Integrating $\int \frac{1}{x(\ln x)^2}\,dx$

Question

I would like to know how to integrate $$\int \frac{1}{x(\ln x)^2}\,dx$$

Specifically, I would like to know how to do this by substituting for $(\ln x)^2$. Thank you!

Answer 1

Let $u=\ln x$. Then $du=\dfrac1x\, dx$. Substituting, we get $$\int\frac{1}{x(\ln x)^2}\,dx=\int\frac{1}{u^2}\,du.$$

Can you take it from here?

Answer 2

Substituting for $(\ln x)^2$ is certainly not where I would start, but okay...

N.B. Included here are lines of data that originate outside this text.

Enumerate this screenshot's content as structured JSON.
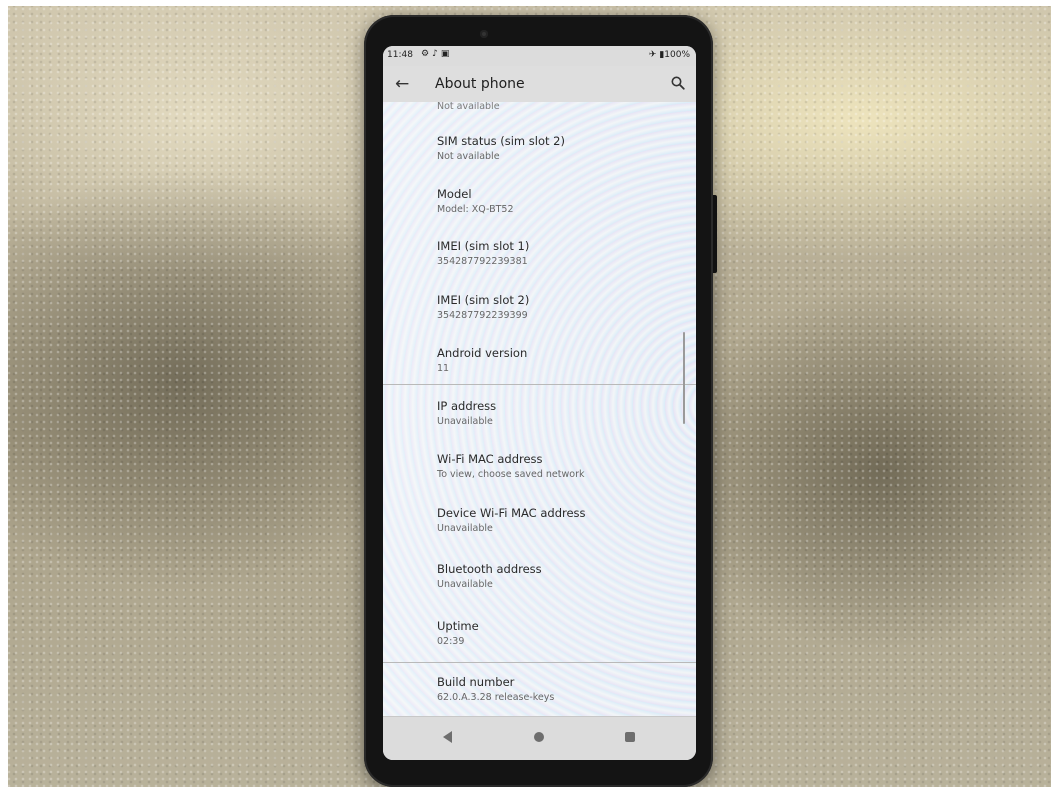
{
  "status_bar": {
    "time": "11:48",
    "left_icons": [
      "gear-icon",
      "music-note-icon",
      "photo-icon"
    ],
    "battery": "100%",
    "airplane_mode": true
  },
  "app_bar": {
    "back_icon": "arrow-left-icon",
    "title": "About phone",
    "search_icon": "search-icon"
  },
  "list": {
    "partial_top_subtitle": "Not available",
    "items": [
      {
        "title": "SIM status (sim slot 2)",
        "subtitle": "Not available"
      },
      {
        "title": "Model",
        "subtitle": "Model: XQ-BT52"
      },
      {
        "title": "IMEI (sim slot 1)",
        "subtitle": "354287792239381"
      },
      {
        "title": "IMEI (sim slot 2)",
        "subtitle": "354287792239399"
      },
      {
        "title": "Android version",
        "subtitle": "11"
      },
      {
        "title": "IP address",
        "subtitle": "Unavailable"
      },
      {
        "title": "Wi-Fi MAC address",
        "subtitle": "To view, choose saved network"
      },
      {
        "title": "Device Wi-Fi MAC address",
        "subtitle": "Unavailable"
      },
      {
        "title": "Bluetooth address",
        "subtitle": "Unavailable"
      },
      {
        "title": "Uptime",
        "subtitle": "02:39"
      },
      {
        "title": "Build number",
        "subtitle": "62.0.A.3.28 release-keys"
      }
    ]
  },
  "nav_bar": {
    "back": "nav-back-icon",
    "home": "nav-home-icon",
    "recents": "nav-recents-icon"
  }
}
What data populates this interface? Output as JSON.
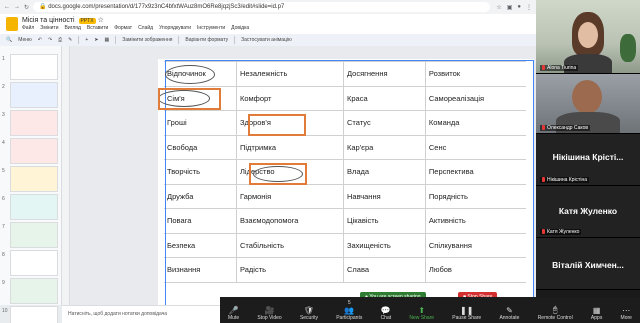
{
  "browser": {
    "url": "docs.google.com/presentation/d/177x9z3nC4bfxtWAuz8mO6Re8jqzjSc3/edit#slide=id.p7"
  },
  "document": {
    "title": "Місія та цінності",
    "badge": "PPTX",
    "menu": [
      "Файл",
      "Змінити",
      "Вигляд",
      "Вставити",
      "Формат",
      "Слайд",
      "Упорядкувати",
      "Інструменти",
      "Довідка"
    ]
  },
  "toolbar": {
    "menu_label": "Меню",
    "replace_image": "Замінити зображення",
    "format_options": "Варіанти формату",
    "animation": "Застосувати анімацію"
  },
  "slides": {
    "numbers": [
      "1",
      "2",
      "3",
      "4",
      "5",
      "6",
      "7",
      "8",
      "9",
      "10"
    ]
  },
  "table": {
    "rows": [
      [
        "Відпочинок",
        "Незалежність",
        "Досягнення",
        "Розвиток"
      ],
      [
        "Сім'я",
        "Комфорт",
        "Краса",
        "Самореалізація"
      ],
      [
        "Гроші",
        "Здоров'я",
        "Статус",
        "Команда"
      ],
      [
        "Свобода",
        "Підтримка",
        "Кар'єра",
        "Сенс"
      ],
      [
        "Творчість",
        "Лідерство",
        "Влада",
        "Перспектива"
      ],
      [
        "Дружба",
        "Гармонія",
        "Навчання",
        "Порядність"
      ],
      [
        "Повага",
        "Взаємодопомога",
        "Цікавість",
        "Активність"
      ],
      [
        "Безпека",
        "Стабільність",
        "Захищеність",
        "Спілкування"
      ],
      [
        "Визнання",
        "Радість",
        "Слава",
        "Любов"
      ]
    ]
  },
  "notes": {
    "placeholder": "Натисніть, щоб додати нотатки доповідача"
  },
  "participants": [
    {
      "name": "Alona Tiurina",
      "type": "video"
    },
    {
      "name": "Олександр Саков",
      "type": "video"
    },
    {
      "display": "Нікішина Крісті...",
      "name": "Нікішина Крістіна",
      "type": "name"
    },
    {
      "display": "Катя Жуленко",
      "name": "Катя Жуленко",
      "type": "name"
    },
    {
      "display": "Віталій Химчен...",
      "name": "",
      "type": "name"
    }
  ],
  "zoom": {
    "sharing_status": "You are screen sharing",
    "stop_share": "Stop Share",
    "controls": [
      "Mute",
      "Stop Video",
      "Security",
      "Participants",
      "Chat",
      "New Share",
      "Pause Share",
      "Annotate",
      "Remote Control",
      "Apps",
      "More"
    ],
    "participants_count": "5",
    "colors": {
      "share_green": "#2e7d32",
      "stop_red": "#d32f2f",
      "highlight_orange": "#e07b39",
      "selection_blue": "#4285f4"
    }
  }
}
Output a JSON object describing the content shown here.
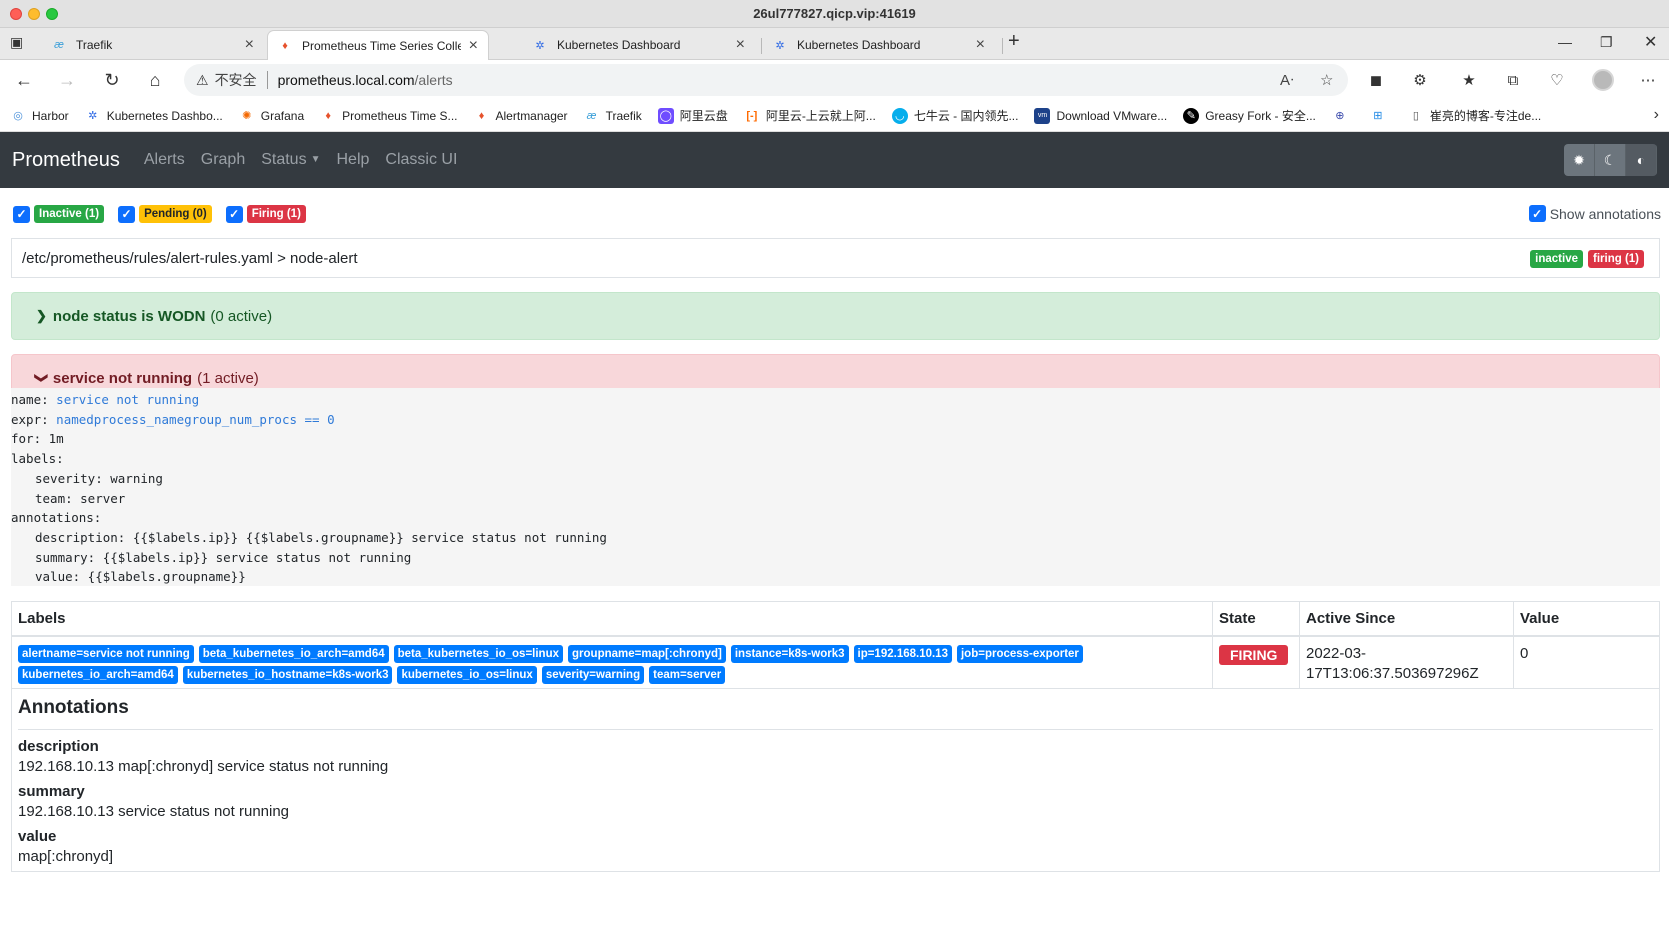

Let $u = (\ln x)^2$ so that \begin{align*} \frac{\mathrm{d}u}{\mathrm{d}x} &= 2 (\ln x) \cdot \frac{1}{x} \\ &= \frac{2 \sqrt{u}}{x} \\ \frac{1}{2\sqrt{u}} \frac{\mathrm{d}u}{\mathrm{d}x} &= \frac{1}{x} \text{.} \end{align*} Then \begin{align*} \int \frac{1}{x (\ln x)^2} \,\mathrm{d}x &= \int \frac{1}{u} \cdot \frac{1}{2\sqrt{u}} \,\mathrm{d}u \\ &= \frac{1}{2} \int u^{-3/2} \,\mathrm{d}u \\ &= \frac{1}{2} \left( \frac{u^{-1/2}}{-1/2} + C \right) \\ &= -u^{-1/2} + C \\ &= -\left( (\ln x)^2 \right)^{-1/2} + C \\ &= -(\ln x)^{-1} + C \end{align*}